Epiphyte Traveling Pavilion – A fusion of organic architecture with futuristic bearing
In the recent times, eco architects have always looked forth to incorporate (or at least allude) to a wholesome natural state of systems. This natural state in itself comprises of an organic network, which is very like the scope and arrangement found within a biological organism. In relation to this, the Epiphyte Traveling Pavilion by architect-industrial designer Marvin Bratke, is one such flexible structure concept which is described as a ‘self sufficient organism’ by the designer himself.
The ‘organism’ part should not be confused with the sentient nature of a life form. But rather it should be seen as the scope, behavior and arrangement by which any organism interacts with its natural surrounding. The intriguing yet fundamental idea behind organic architecture is to create structures that would mimic such natural interactions, and thus be unequivocally sustainable in nature.
In relation to this, the Epiphyte Pavilion has been envisaged as an utterly adaptable building that will interact and actually ‘grow’ with the alterations of the surrounding city-scape. To be constructed in the green city of Munich (already voted as the most livable city in the world by Monocle in 2010), the location has been intentionally chosen to reflect the environment friendly nature of the building.
Coming to the structural part, the irregularly slanting shape of the pavilion does emanate a sense of futuristic bearing. So, in spite of replicating the attributes of natural interaction, the open form will seamlessly blend in with the contemporary modern setting of the city. Underneath the shimmering facade, the designer has thought of an arrangement of plywood framework with an elastic bolt system.
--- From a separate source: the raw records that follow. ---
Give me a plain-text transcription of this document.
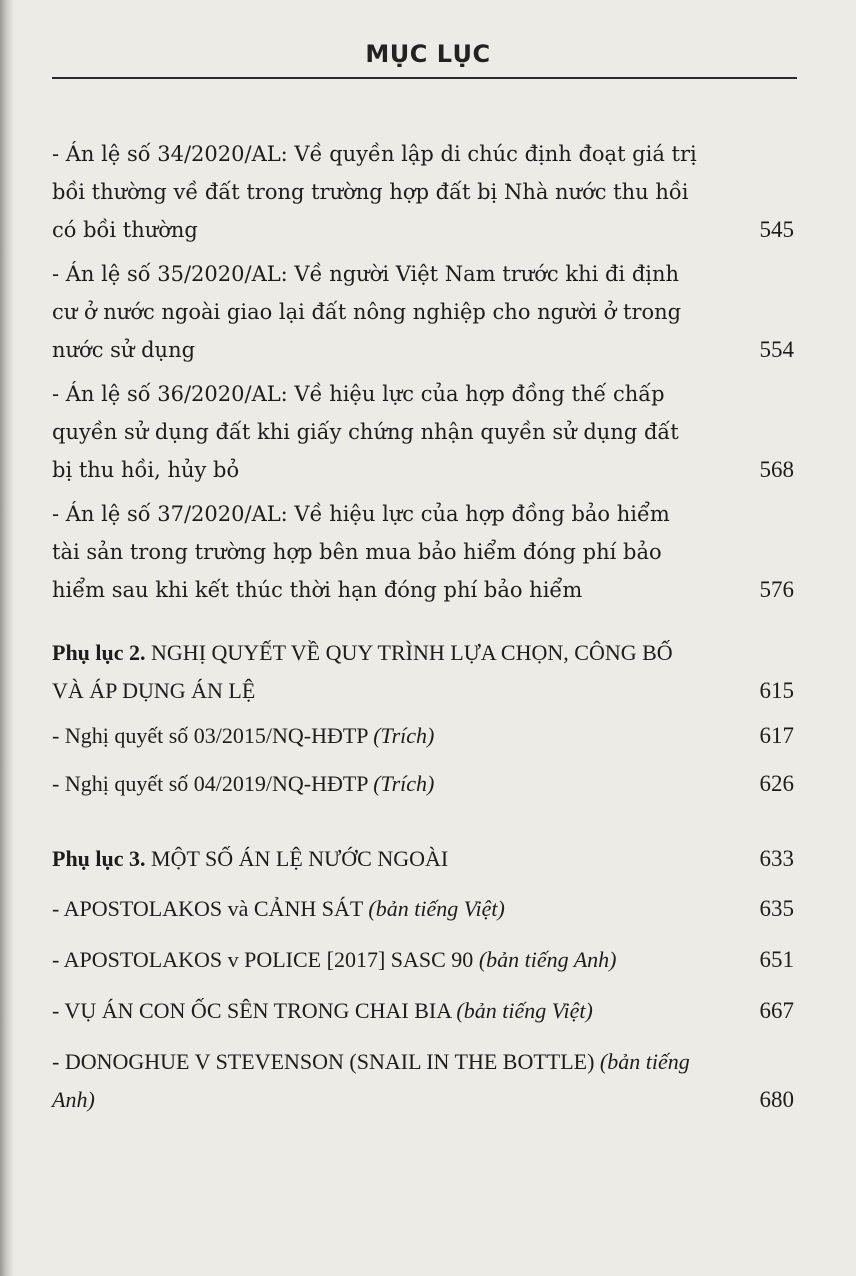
MỤC LỤC
- Án lệ số 34/2020/AL: Về quyền lập di chúc định đoạt giá trị bồi thường về đất trong trường hợp đất bị Nhà nước thu hồi có bồi thường	545
- Án lệ số 35/2020/AL: Về người Việt Nam trước khi đi định cư ở nước ngoài giao lại đất nông nghiệp cho người ở trong nước sử dụng	554
- Án lệ số 36/2020/AL: Về hiệu lực của hợp đồng thế chấp quyền sử dụng đất khi giấy chứng nhận quyền sử dụng đất bị thu hồi, hủy bỏ	568
- Án lệ số 37/2020/AL: Về hiệu lực của hợp đồng bảo hiểm tài sản trong trường hợp bên mua bảo hiểm đóng phí bảo hiểm sau khi kết thúc thời hạn đóng phí bảo hiểm	576
Phụ lục 2. NGHỊ QUYẾT VỀ QUY TRÌNH LỰA CHỌN, CÔNG BỐ VÀ ÁP DỤNG ÁN LỆ	615
- Nghị quyết số 03/2015/NQ-HĐTP (Trích)	617
- Nghị quyết số 04/2019/NQ-HĐTP (Trích)	626
Phụ lục 3. MỘT SỐ ÁN LỆ NƯỚC NGOÀI	633
- APOSTOLAKOS và CẢNH SÁT (bản tiếng Việt)	635
- APOSTOLAKOS v POLICE [2017] SASC 90 (bản tiếng Anh)	651
- VỤ ÁN CON ỐC SÊN TRONG CHAI BIA (bản tiếng Việt)	667
- DONOGHUE V STEVENSON (SNAIL IN THE BOTTLE) (bản tiếng Anh)	680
This light weight skeleton will be covered by sturdy 15mm aluminum cladding, which in turn will be nano coated. Finally, the overall structural process will be kept flexible, so as the building can be disassembled, transported (in individual components) and then assembled at a different location.
In relation to the ‘green’ attributes, the building will incorporate a plethora of sustainable features. The glazed surface will actually comprise of flexible thin film solar cells (with an efficiency of around 5 percent) for receiving and storage of clean electrical energy. In regard to regulation of micro-climate of the pavilion, the slanting shape will provide the advantage of aerodynamics, thus facilitating the natural flow of wind along with optimized cross ventilation and air purification. The gradient will also hold a spatial bulge (protruding downwards within the structure) on one end of the pavilion roofing system. This bulge will accommodate excess rainwater for harvesting, while the collected water will also act as a water core system for diffusion of cooling mist inside the building (through the protruding bulge).
Finally, coming to the functionality of the building, it will act as a alterable spatial volume for exhibiting art works. The internal play of water, mist and light will contribute to an ethereal ambiance for the users and enthusiasts. But more importantly, according to Bratke, the building will earn more energy than it consumes. This alone alludes to its fascinating purpose of being a futuristic bastion of sustainability.